US adds 114K jobs in July, jobless rate rises to 4.3 percent
The U.S. added 114,000 jobs in July and the unemployment rate rose to 4.3 percent, according to data released Friday by the Labor Department.
Economists expected the U.S. to add 175,000 jobs and keep the jobless rate steady at 4.1 percent, according to consensus estimates.
The July jobs report comes two days after Federal Reserve officials hinted they could begin cutting interest rates as soon as September. As both inflation and the U.S. job market keep cooling off, the Fed is aiming to bring rates down quickly enough to avoid a deeper slowdown, but slowly enough to keep prices under control.
An interest rate cut could give a slight boost to a U.S. economy that has powered through recession fears and high inflation for years after the pandemic.
Despite widespread fears of a recession, the U.S. economy has held strong throughout the Biden administration and appears to be in solid shape heading into the election.

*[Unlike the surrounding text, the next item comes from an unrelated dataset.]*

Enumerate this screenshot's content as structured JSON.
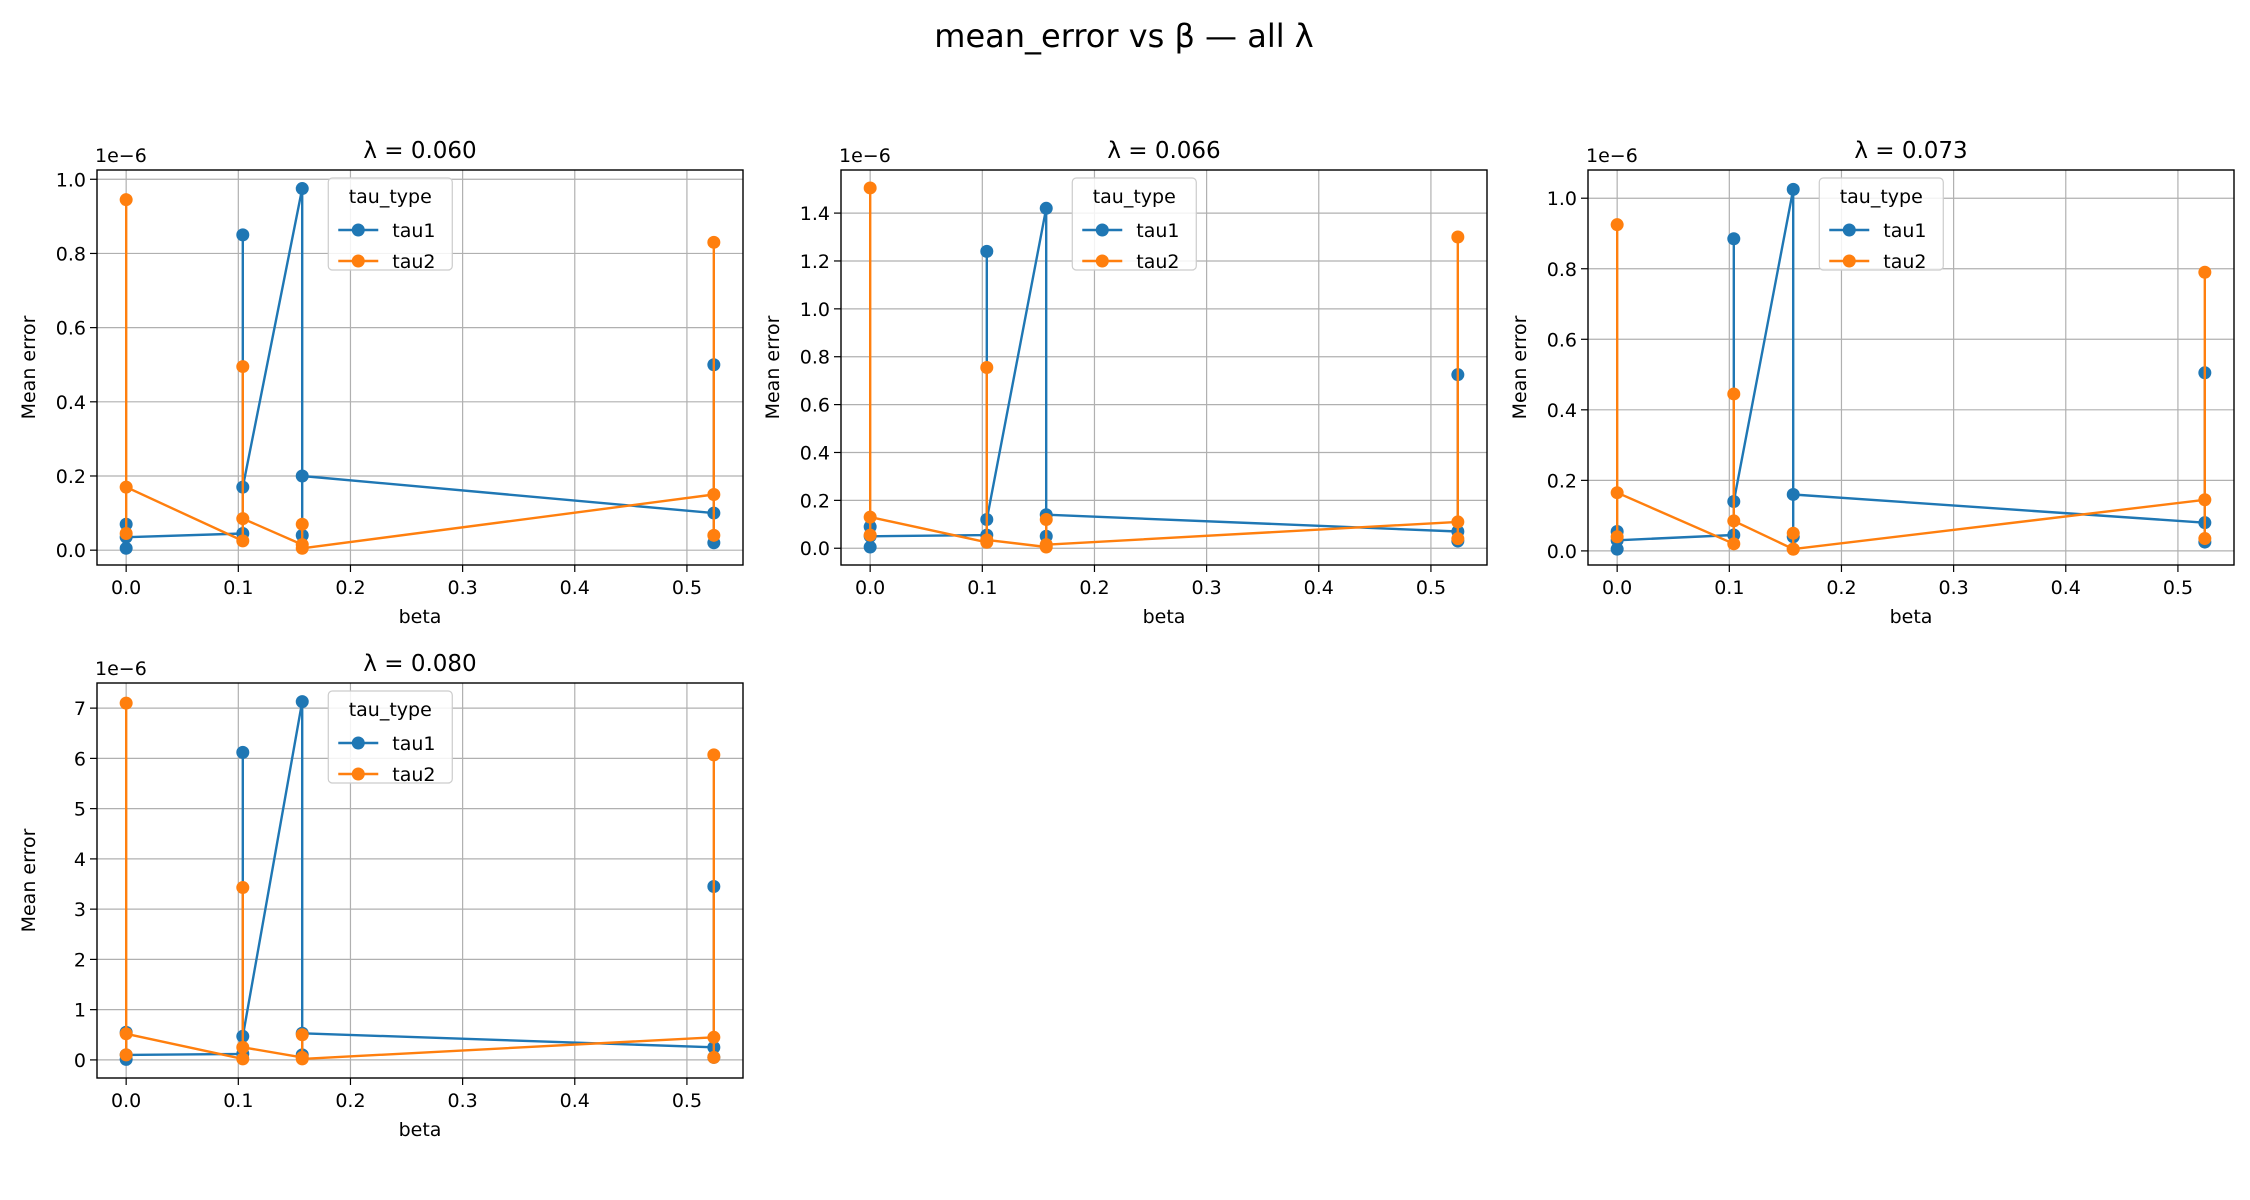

But President Biden had struggled to highlight the strength of the recovery as Americans dealt with inflation, which has fallen from four-decade highs to within the Fed’s target range.
Vice President Harris, who is poised to be the Democratic nominee against former President Trump, will face her own challenge threading the needle with an economic message.
A September rate cut could ease some pressure on the economy and the stagnant housing market, which has swamped would-be buyers with high prices and steeper borrowing costs.
Trump, however, would likely take exception to anything that could turn around feelings about the economy ahead of his battle with Harris.
“It’s something that they know they shouldn’t be doing,” Trump told Bloomberg News in an interview last month.
Fed Chair Jerome Powell, a Republican first appointed to the role by Trump, faced heavy pressure from the 45th president throughout his tenure. Trump repeatedly pressured Powell into cutting interest rates to give the U.S. more leverage in trade talks, which Powell refused to do.
Powell has told reporters the Fed’s rate-setting decisions are not and will not be influenced by the upcoming election.
Looser labor conditions, or fewer open jobs per job seeker, could translate into faster increases in unemployment in the coming months, analysts have warned.
Across the span of the Fed’s tightening cycle, the ratio of open jobs to unemployed persons has shrunk from 2-to-1 at the end of 2022 to 1.25-to-1 in June.
The personal savings rate is also showing signs of stress, having dropped from 3.8 percent in the first quarter to 3.5 percent in the second. Higher credit card delinquencies are also indicating that more restrictive monetary policy is weighing on consumers.
Feeling the pressure and sensitive to what it could mean for the election, Democrats are keen to see the Fed start cutting rates.
“Higher interest rates are unnecessarily squeezing families and pushing up unemployment. Inflation is falling, so there is no reason to keep interest rates artificially high. The Fed must cut interest rates,” Joint Economic Committee Chair Sen. Martin Heinrich (D-N.M.) said in a Friday statement.
Rep. Brendan Boyle (Pa.), the top Democrat on the House Budget Committee, said interest rates were “needlessly high.”
“The American workforce is strong, but it’s time for the Fed to finally do its part and begin lowering rates,” he said in a release.